Should we have a Minority Report-like country? Where does the line fall between arresting someone because of what we think they will do as opposed to arresting them after they do something? If someone walks around and says they're going to kill someone, is that grounds to arrest them and keep them locked up? Would we be safer if we arrested people ahead of time? Would we break even in terms of the cost of incarceration compared to the costs of crime? Should we go down the road to preventing crime this way, as opposed to our current system?

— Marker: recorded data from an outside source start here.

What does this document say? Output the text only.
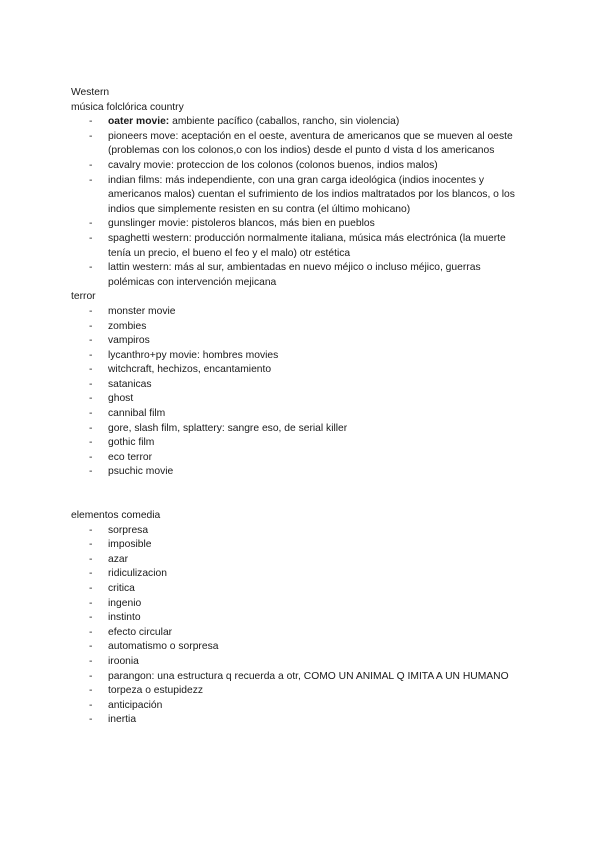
Western
música folclórica country
- oater movie: ambiente pacífico (caballos, rancho, sin violencia)
- pioneers move: aceptación en el oeste, aventura de americanos que se mueven al oeste (problemas con los colonos,o con los indios) desde el punto d vista d los americanos
- cavalry movie: proteccion de los colonos (colonos buenos, indios malos)
- indian films: más independiente, con una gran carga ideológica (indios inocentes y americanos malos) cuentan el sufrimiento de los indios maltratados por los blancos, o los indios que simplemente resisten en su contra (el último mohicano)
- gunslinger movie: pistoleros blancos, más bien en pueblos
- spaghetti western: producción normalmente italiana, música más electrónica (la muerte tenía un precio, el bueno el feo y el malo) otr estética
- lattin western: más al sur, ambientadas en nuevo méjico o incluso méjico, guerras polémicas con intervención mejicana
terror
- monster movie
- zombies
- vampiros
- lycanthro+py movie: hombres movies
- witchcraft, hechizos, encantamiento
- satanicas
- ghost
- cannibal film
- gore, slash film, splattery: sangre eso, de serial killer
- gothic film
- eco terror
- psuchic movie
elementos comedia
- sorpresa
- imposible
- azar
- ridiculizacion
- critica
- ingenio
- instinto
- efecto circular
- automatismo o sorpresa
- iroonia
- parangon: una estructura q recuerda a otr, COMO UN ANIMAL Q IMITA A UN HUMANO
- torpeza o estupidezz
- anticipación
- inertia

No....because intentions are not very highly correlated to actual behavior - often no higher than 50%. If that were actually the case, there'd be a lot more good and a lot more bad in the world - but instead there's a lot of procrastination and not much real action. In the case of crime, that's a good thing.
Read up on the Theory of Planned Behavior - Ajzen, et al.
I am doomed if society demands that we become criminals because of our thoughts. My mind is the private playground where I can indulge in knee-jerk reactions to something stupid, and then talk myself out of doing something idiotic. If not there, where?
If they can prove that a person intended to do something to break the law then yes they should be arrested. Obviously.
Even if so proven what crime is committed?
What crime is it to intend to rob a bank? Before it's robbed?
What crime is it to intend to kill someone? Before they're killed?
Now I'm sure you're thinking 'conspiracy' but conspiracy as a crime still relies on actions (is there a written or implied plan, is there evidence like recently obtained guns/knives/clubs, is there a contact list of known actors who are already suspected of this kind of behavior, are there unusual tools that have application in criminal enterprises, are there travel itineraries shortly after the crime is intended to be committed, or fake travel documents, etc.). So conspiracy requires the actor to move beyond simple intent they're acting on the intent, but have not yet committed the intended crime.
If intentions all became actions, I'd be writing this from my ocean going yacht, watching the girls in the swimming pool, drinking 90 year old Armanac lighting a Cuban Corona with $100 bills, contemplating whether to spend the Winter in the estate outside of Cairns or the Castle at Innsbruck.
Unfortunately all of my intentions did not become actions.
But when one starts taking concrete steps towards committing the crime, like hiring a hitman, for example, then lesser charges may be in order. Usually it is called a conspiracy charge.
Do you really want to live in a society that punishes it's members for what they think?
How do you, or anyone, know what someone else is thinking?
Orwell addressed this many years ago.